同学们都是好样的:唐成富在广东惠州,手下已经有了好几个公司,当年的调皮鬼如今成为 “唐总”了;高少华在南京办工厂,效益不错,他是个很会享受生活的“小地主”;赵成扎根家乡,当年的瘦小孩如今成了团头胖脸的地方干部,大家亲切地称他 “赵书记”;钱世珍如今成了有名的养鸡专业大户,她和孙世霞之间深厚的姐妹情谊如同醇厚的美酒,随着岁月的积淀愈加芬芳四溢……唯有那位美丽的金嗓子张萍同学,仍旧没有找到自己的真爱,但愿上天能够眷顾这位善良的姑娘!

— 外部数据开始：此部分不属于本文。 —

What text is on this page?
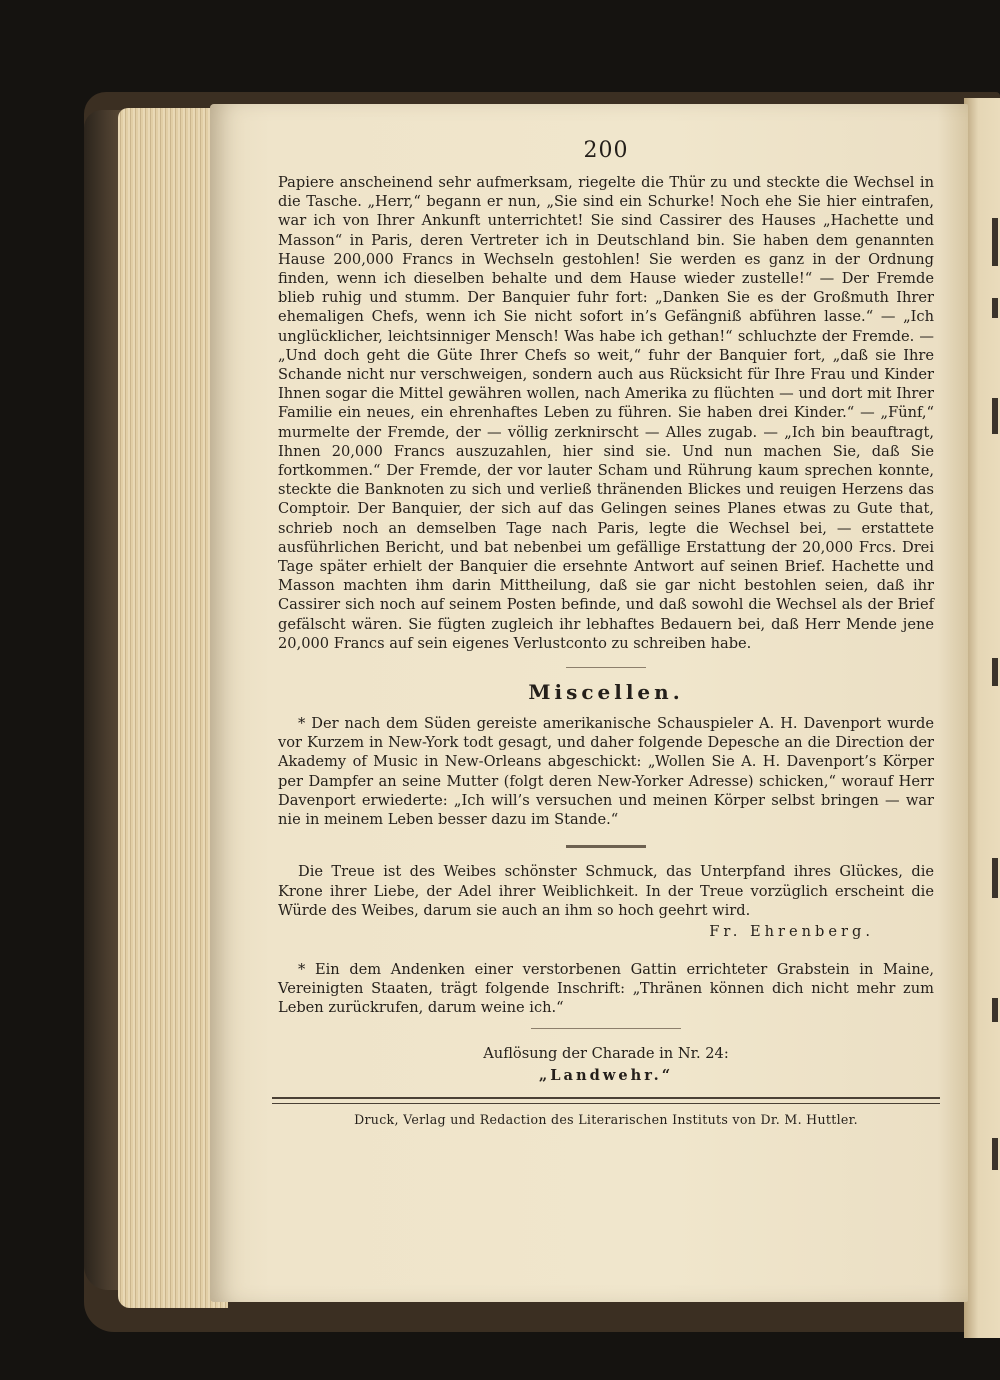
200

Papiere anscheinend sehr aufmerksam, riegelte die Thür zu und steckte die Wechsel in die Tasche. „Herr,“ begann er nun, „Sie sind ein Schurke! Noch ehe Sie hier eintrafen, war ich von Ihrer Ankunft unterrichtet! Sie sind Cassirer des Hauses „Hachette und Masson“ in Paris, deren Vertreter ich in Deutschland bin. Sie haben dem genannten Hause 200,000 Francs in Wechseln gestohlen! Sie werden es ganz in der Ordnung finden, wenn ich dieselben behalte und dem Hause wieder zustelle!“ — Der Fremde blieb ruhig und stumm. Der Banquier fuhr fort: „Danken Sie es der Großmuth Ihrer ehemaligen Chefs, wenn ich Sie nicht sofort in’s Gefängniß abführen lasse.“ — „Ich unglücklicher, leichtsinniger Mensch! Was habe ich gethan!“ schluchzte der Fremde. — „Und doch geht die Güte Ihrer Chefs so weit,“ fuhr der Banquier fort, „daß sie Ihre Schande nicht nur verschweigen, sondern auch aus Rücksicht für Ihre Frau und Kinder Ihnen sogar die Mittel gewähren wollen, nach Amerika zu flüchten — und dort mit Ihrer Familie ein neues, ein ehrenhaftes Leben zu führen. Sie haben drei Kinder.“ — „Fünf,“ murmelte der Fremde, der — völlig zerknirscht — Alles zugab. — „Ich bin beauftragt, Ihnen 20,000 Francs auszuzahlen, hier sind sie. Und nun machen Sie, daß Sie fortkommen.“ Der Fremde, der vor lauter Scham und Rührung kaum sprechen konnte, steckte die Banknoten zu sich und verließ thränenden Blickes und reuigen Herzens das Comptoir. Der Banquier, der sich auf das Gelingen seines Planes etwas zu Gute that, schrieb noch an demselben Tage nach Paris, legte die Wechsel bei, — erstattete ausführlichen Bericht, und bat nebenbei um gefällige Erstattung der 20,000 Frcs. Drei Tage später erhielt der Banquier die ersehnte Antwort auf seinen Brief. Hachette und Masson machten ihm darin Mittheilung, daß sie gar nicht bestohlen seien, daß ihr Cassirer sich noch auf seinem Posten befinde, und daß sowohl die Wechsel als der Brief gefälscht wären. Sie fügten zugleich ihr lebhaftes Bedauern bei, daß Herr Mende jene 20,000 Francs auf sein eigenes Verlustconto zu schreiben habe.

Miscellen.

* Der nach dem Süden gereiste amerikanische Schauspieler A. H. Davenport wurde vor Kurzem in New-York todt gesagt, und daher folgende Depesche an die Direction der Akademy of Music in New-Orleans abgeschickt: „Wollen Sie A. H. Davenport’s Körper per Dampfer an seine Mutter (folgt deren New-Yorker Adresse) schicken,“ worauf Herr Davenport erwiederte: „Ich will’s versuchen und meinen Körper selbst bringen — war nie in meinem Leben besser dazu im Stande.“

Die Treue ist des Weibes schönster Schmuck, das Unterpfand ihres Glückes, die Krone ihrer Liebe, der Adel ihrer Weiblichkeit. In der Treue vorzüglich erscheint die Würde des Weibes, darum sie auch an ihm so hoch geehrt wird.

Fr. Ehrenberg.

* Ein dem Andenken einer verstorbenen Gattin errichteter Grabstein in Maine, Vereinigten Staaten, trägt folgende Inschrift: „Thränen können dich nicht mehr zum Leben zurückrufen, darum weine ich.“

Auflösung der Charade in Nr. 24:

„Landwehr.“

Druck, Verlag und Redaction des Literarischen Instituts von Dr. M. Huttler.
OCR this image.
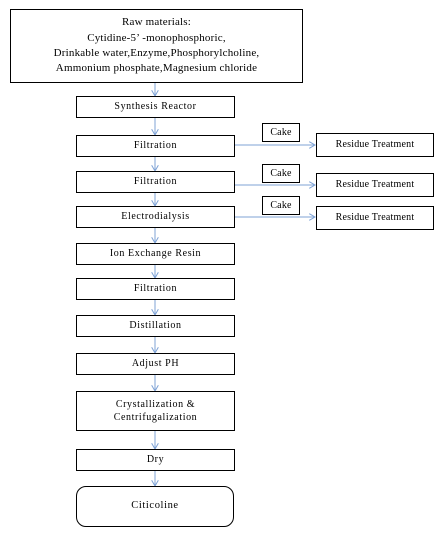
Raw materials:
Cytidine-5’ -monophosphoric,
Drinkable water,Enzyme,Phosphorylcholine,
Ammonium phosphate,Magnesium chloride
Synthesis Reactor
Filtration
Filtration
Electrodialysis
Ion Exchange Resin
Filtration
Distillation
Adjust PH
Crystallization &
Centrifugalization
Dry
Citicoline
Cake
Residue Treatment
Cake
Residue Treatment
Cake
Residue Treatment
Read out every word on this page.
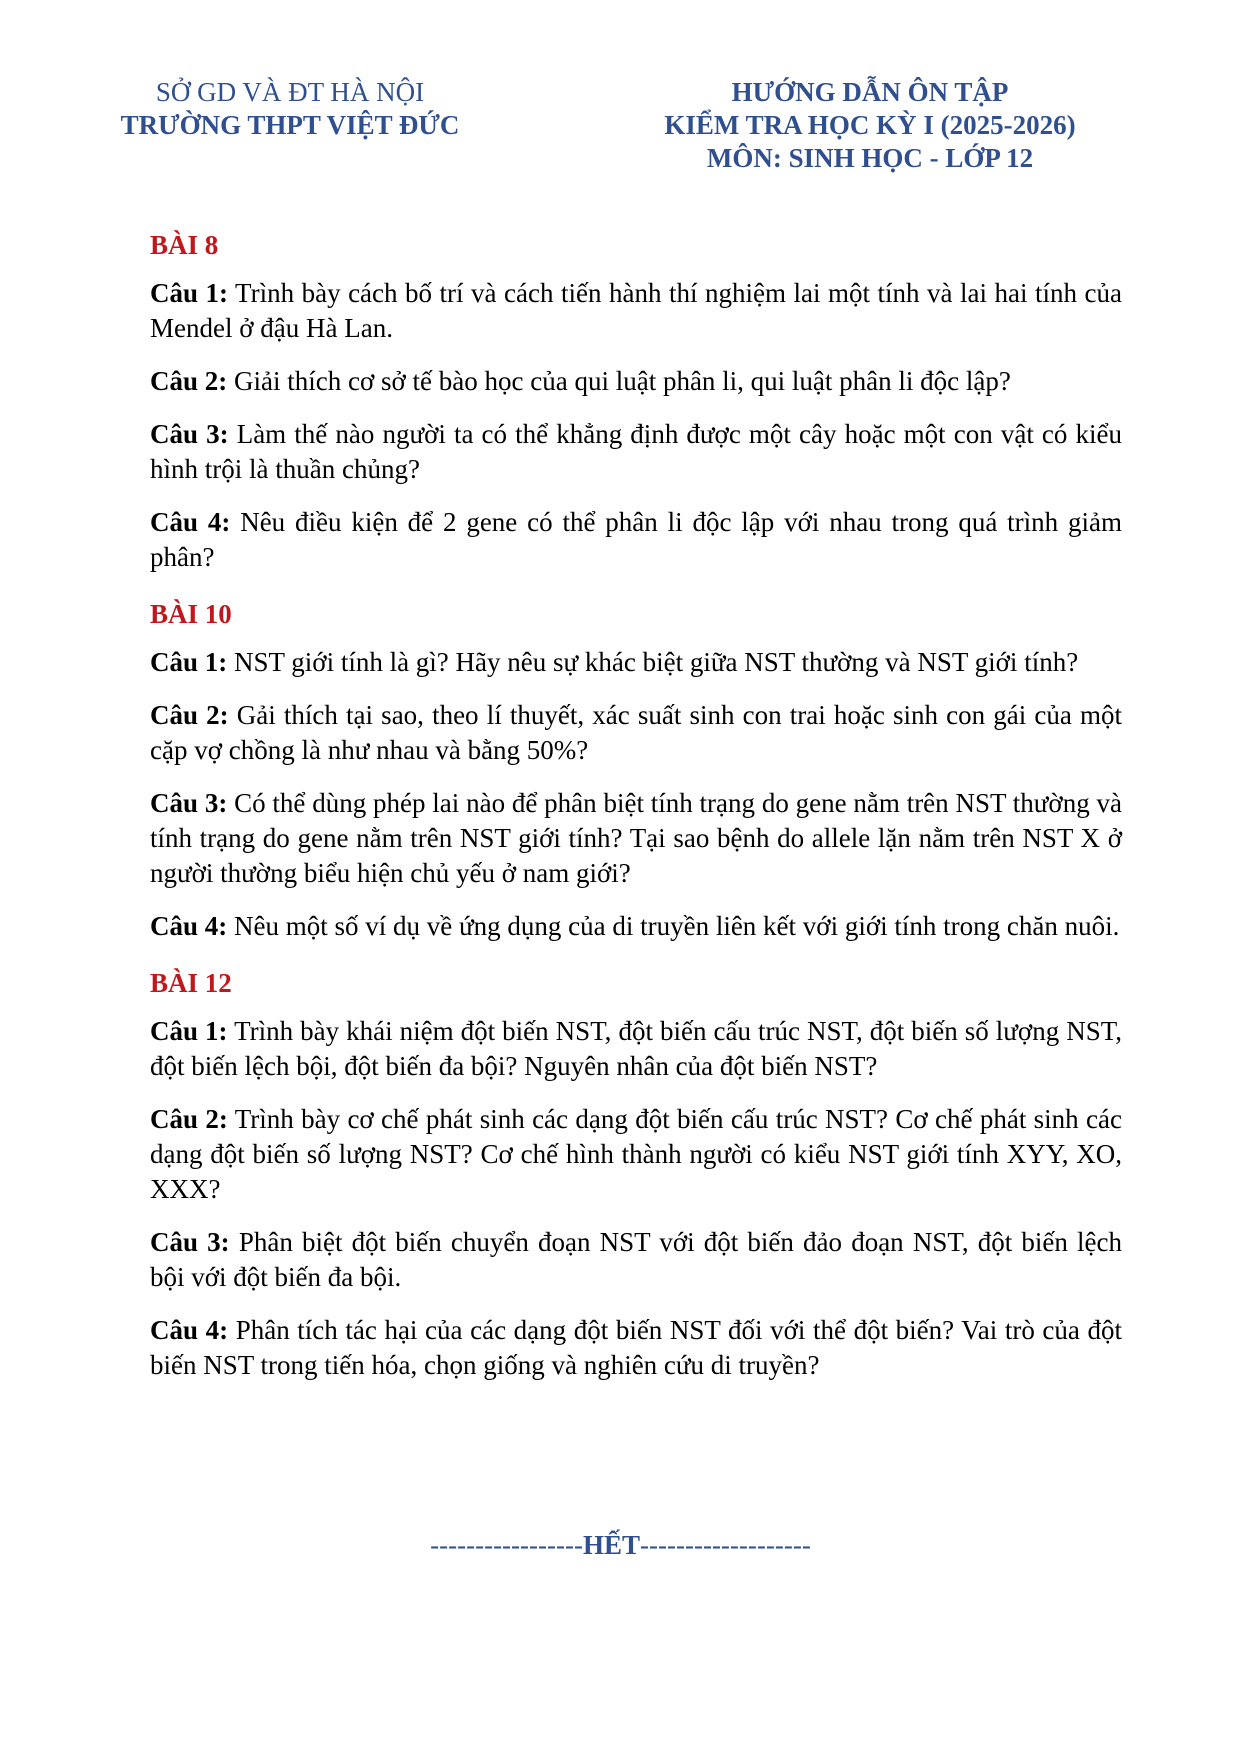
SỞ GD VÀ ĐT HÀ NỘI
TRƯỜNG THPT VIỆT ĐỨC
HƯỚNG DẪN ÔN TẬP
KIỂM TRA HỌC KỲ I (2025-2026)
MÔN: SINH HỌC - LỚP 12
BÀI 8

Câu 1: Trình bày cách bố trí và cách tiến hành thí nghiệm lai một tính và lai hai tính của Mendel ở đậu Hà Lan.

Câu 2: Giải thích cơ sở tế bào học của qui luật phân li, qui luật phân li độc lập?

Câu 3: Làm thế nào người ta có thể khẳng định được một cây hoặc một con vật có kiểu hình trội là thuần chủng?

Câu 4: Nêu điều kiện để 2 gene có thể phân li độc lập với nhau trong quá trình giảm phân?

BÀI 10

Câu 1: NST giới tính là gì? Hãy nêu sự khác biệt giữa NST thường và NST giới tính?

Câu 2: Gải thích tại sao, theo lí thuyết, xác suất sinh con trai hoặc sinh con gái của một cặp vợ chồng là như nhau và bằng 50%?

Câu 3: Có thể dùng phép lai nào để phân biệt tính trạng do gene nằm trên NST thường và tính trạng do gene nằm trên NST giới tính? Tại sao bệnh do allele lặn nằm trên NST X ở người thường biểu hiện chủ yếu ở nam giới?

Câu 4: Nêu một số ví dụ về ứng dụng của di truyền liên kết với giới tính trong chăn nuôi.

BÀI 12

Câu 1: Trình bày khái niệm đột biến NST, đột biến cấu trúc NST, đột biến số lượng NST, đột biến lệch bội, đột biến đa bội? Nguyên nhân của đột biến NST?

Câu 2: Trình bày cơ chế phát sinh các dạng đột biến cấu trúc NST? Cơ chế phát sinh các dạng đột biến số lượng NST? Cơ chế hình thành người có kiểu NST giới tính XYY, XO, XXX?

Câu 3: Phân biệt đột biến chuyển đoạn NST với đột biến đảo đoạn NST, đột biến lệch bội với đột biến đa bội.

Câu 4: Phân tích tác hại của các dạng đột biến NST đối với thể đột biến? Vai trò của đột biến NST trong tiến hóa, chọn giống và nghiên cứu di truyền?

-----------------HẾT-------------------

这次相聚,将大家重新拉回到过去的时光。在重温课堂的环节,我对他们说了这样一番话: “同学们,你们是我教学生涯的初恋,也是我这一生永远的牵挂。在人生旅途中,你们已经为社会、为家庭创造了财富与价值,有的甚至事业非常成功。但是,我依然希望你们能够保持足够的饥渴感,就像老师我一样,永不满足,挑战生活,那样,你才会有继续奋斗下去的动力。感谢同学们,你们给我的生活留下了太多美好的东西,这些美好将让我终生回味。我一如既往地爱着你们!”

这就是教学生涯中我和第一届学生的故事。和他们在一起的三年就是我的教学初恋!这三年见证了我的教学青春,见证了我对学生的爱和学生对我的尊重。三年的共度岁月不可能在岁月的流逝中戛然而止,她留下的缤纷绚烂将会长久地照耀我的人生之路,使我在前行途中时时感受温馨的暖流。当一名教师是多么幸福的事啊!爱护学生是对教师职业的天然要求,将 “曾经沧海难为水”作为教师对学生的爱的形容显然是不恰当的,因为绝大多数教师一生中不可能只教一届学生,教师对学生的爱也将会一届一届地传递下去。但是,教学生涯中刻骨铭心的 “初恋”却给予了我无尽的奋进动力,使我时时警醒,明确一个教师的天然职责而不致迷失方向。